I asked a new joiner within the team to tell me about her weekend plans and then got ready to answer the dreaded question myself.
What do you do with your weekend?
So I can spend entire weekends within my flat. I am working on few pet projects that keep me busy. And I read. I mean I hope I read a lot.
But what is a really good answer to such questions? I somehow feel a need to rethink answer of this question every time when I don't have to. I think this is a big realization. I could simply say that I relaxed.
Anyway, I wanted to meet Sanjeev and Natasha and Fanny for a long time. Fanny, by the way, is a 3 months old Labrador. They live in Noida and it's about 2 hours journey if one wants to go there from Gurgaon. Anyway, every once in a while we would make plans of meeting and then drop it at the very last hour. I think there is some guilty pleasure in canceling plans.
Anyway, this Saturday they did take trouble of coming and meeting me. They came with Fanny and I was happy to see them. I was not so crazy about Fanny though. She seemed harmless at the beginning but then she really scared me by trying to crunch my ribs.

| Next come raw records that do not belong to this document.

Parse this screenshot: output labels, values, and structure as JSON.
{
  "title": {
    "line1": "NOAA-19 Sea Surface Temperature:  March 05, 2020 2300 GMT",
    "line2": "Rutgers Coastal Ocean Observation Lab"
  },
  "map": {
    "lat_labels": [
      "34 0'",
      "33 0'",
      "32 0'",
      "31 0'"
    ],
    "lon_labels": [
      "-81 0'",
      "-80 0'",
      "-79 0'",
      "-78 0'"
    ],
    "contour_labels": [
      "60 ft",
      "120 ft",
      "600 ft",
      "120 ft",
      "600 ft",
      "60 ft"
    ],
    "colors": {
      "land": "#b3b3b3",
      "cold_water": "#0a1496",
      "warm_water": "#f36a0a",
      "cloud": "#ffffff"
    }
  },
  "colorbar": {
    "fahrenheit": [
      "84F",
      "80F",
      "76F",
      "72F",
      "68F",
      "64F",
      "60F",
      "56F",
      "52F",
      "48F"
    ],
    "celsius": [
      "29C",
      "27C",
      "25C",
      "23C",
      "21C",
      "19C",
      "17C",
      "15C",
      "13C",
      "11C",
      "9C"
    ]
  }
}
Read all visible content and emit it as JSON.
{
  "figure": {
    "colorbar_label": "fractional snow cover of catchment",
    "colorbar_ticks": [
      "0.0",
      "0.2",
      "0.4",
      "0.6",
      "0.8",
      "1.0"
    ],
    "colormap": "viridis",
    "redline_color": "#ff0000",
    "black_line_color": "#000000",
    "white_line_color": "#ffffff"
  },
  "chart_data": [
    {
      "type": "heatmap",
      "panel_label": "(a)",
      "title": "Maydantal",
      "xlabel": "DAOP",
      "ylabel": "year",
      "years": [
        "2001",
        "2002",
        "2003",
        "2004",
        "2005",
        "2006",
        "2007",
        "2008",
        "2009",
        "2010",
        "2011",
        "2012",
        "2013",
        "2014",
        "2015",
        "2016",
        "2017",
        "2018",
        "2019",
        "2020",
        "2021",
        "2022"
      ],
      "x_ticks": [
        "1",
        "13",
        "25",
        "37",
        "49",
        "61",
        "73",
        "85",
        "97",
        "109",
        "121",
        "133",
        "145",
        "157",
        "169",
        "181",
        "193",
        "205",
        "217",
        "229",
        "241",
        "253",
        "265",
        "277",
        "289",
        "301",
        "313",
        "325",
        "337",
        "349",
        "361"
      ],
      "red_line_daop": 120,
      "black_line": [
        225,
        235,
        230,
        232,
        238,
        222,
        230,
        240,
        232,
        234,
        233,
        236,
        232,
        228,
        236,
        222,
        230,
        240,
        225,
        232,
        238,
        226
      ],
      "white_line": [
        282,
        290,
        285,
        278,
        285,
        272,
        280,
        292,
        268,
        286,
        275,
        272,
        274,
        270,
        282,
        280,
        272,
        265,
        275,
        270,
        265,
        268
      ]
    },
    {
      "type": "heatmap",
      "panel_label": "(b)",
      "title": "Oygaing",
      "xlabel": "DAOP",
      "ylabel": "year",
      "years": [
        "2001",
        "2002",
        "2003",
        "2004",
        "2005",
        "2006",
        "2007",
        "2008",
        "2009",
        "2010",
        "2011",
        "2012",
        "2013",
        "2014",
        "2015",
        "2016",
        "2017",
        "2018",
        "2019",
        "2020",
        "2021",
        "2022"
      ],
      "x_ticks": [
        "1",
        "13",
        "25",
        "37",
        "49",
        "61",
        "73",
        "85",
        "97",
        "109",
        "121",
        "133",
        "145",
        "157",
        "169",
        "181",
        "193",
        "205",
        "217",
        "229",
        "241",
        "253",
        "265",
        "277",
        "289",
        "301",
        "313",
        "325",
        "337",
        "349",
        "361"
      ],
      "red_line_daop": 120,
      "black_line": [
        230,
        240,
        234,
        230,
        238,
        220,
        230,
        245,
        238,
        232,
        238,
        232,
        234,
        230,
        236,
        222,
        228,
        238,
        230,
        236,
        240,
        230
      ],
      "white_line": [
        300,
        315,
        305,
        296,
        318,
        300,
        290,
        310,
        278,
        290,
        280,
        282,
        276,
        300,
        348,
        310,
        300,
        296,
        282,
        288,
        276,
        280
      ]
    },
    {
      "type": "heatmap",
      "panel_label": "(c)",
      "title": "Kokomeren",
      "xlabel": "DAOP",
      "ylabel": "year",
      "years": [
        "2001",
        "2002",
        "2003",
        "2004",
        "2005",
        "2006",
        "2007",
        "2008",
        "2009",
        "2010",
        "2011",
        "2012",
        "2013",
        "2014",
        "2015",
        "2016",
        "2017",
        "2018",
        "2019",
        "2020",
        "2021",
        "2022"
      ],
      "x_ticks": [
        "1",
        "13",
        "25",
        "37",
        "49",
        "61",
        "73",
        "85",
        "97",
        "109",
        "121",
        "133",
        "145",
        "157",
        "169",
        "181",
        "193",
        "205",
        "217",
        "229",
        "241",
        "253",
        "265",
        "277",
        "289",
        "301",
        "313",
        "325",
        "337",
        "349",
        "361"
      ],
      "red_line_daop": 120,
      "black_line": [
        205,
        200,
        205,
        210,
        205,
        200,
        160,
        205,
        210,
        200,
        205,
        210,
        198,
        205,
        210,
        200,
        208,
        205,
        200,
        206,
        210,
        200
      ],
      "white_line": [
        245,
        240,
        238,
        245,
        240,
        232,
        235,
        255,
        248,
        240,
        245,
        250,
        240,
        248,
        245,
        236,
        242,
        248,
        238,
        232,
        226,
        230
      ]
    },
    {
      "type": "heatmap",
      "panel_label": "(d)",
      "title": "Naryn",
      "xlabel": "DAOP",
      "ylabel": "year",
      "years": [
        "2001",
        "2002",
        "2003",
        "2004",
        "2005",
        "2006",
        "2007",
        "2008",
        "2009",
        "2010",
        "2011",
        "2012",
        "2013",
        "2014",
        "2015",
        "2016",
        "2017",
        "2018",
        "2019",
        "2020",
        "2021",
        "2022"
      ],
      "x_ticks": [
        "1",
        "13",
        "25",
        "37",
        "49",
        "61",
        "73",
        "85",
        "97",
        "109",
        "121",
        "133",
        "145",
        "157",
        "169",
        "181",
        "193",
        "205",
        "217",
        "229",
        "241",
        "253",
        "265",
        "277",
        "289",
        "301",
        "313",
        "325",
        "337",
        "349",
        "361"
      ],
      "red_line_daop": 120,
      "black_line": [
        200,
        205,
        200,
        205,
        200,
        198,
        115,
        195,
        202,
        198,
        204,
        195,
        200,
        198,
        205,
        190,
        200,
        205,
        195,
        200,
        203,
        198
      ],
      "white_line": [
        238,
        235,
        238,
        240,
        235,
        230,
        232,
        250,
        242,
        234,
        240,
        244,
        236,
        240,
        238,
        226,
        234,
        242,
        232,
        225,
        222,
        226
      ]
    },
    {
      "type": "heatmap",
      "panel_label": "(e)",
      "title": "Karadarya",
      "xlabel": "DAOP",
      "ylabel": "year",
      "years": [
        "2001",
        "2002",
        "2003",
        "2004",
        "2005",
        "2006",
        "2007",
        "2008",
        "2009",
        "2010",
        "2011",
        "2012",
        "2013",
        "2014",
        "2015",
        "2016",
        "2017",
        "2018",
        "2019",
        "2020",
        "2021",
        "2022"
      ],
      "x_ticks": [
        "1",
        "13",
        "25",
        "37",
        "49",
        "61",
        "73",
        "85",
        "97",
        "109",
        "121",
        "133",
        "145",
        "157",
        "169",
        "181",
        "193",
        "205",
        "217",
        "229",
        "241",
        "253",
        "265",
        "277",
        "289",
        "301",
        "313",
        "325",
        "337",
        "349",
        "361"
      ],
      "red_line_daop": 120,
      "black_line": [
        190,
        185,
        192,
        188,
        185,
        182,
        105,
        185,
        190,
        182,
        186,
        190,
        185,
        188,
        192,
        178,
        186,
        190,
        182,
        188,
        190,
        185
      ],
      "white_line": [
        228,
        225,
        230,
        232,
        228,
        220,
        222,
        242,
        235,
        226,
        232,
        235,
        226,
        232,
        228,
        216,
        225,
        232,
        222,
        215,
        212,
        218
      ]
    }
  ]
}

We decided to buy beer and few other items and so went to local market. And boy, was I in for enlightenment! People stopped and asked permission to play with Fanny. I realized she is the celebrity and felt guilty for not being reverent enough to her during our interaction earlier.
And we didn't talk much about anything else. If you are in a relationship and you have run out of ideas for conversations, adopting a dog could be a winner choice.
But we did talk about other things, didn't we? How NCR sucked. How I'm old and have never had a girlfriend. Where do we go from here?
I think it is a tough time that I am going through. I have time and if I don't invest it somewhere judiciously, I will waste it, look back and repent. Or worse, I could develop a wrong (or true) perspective of world and really not care about anything.
My plan is to read and write. Create something that I can be proud of. Be aware. Not panic. Be happy.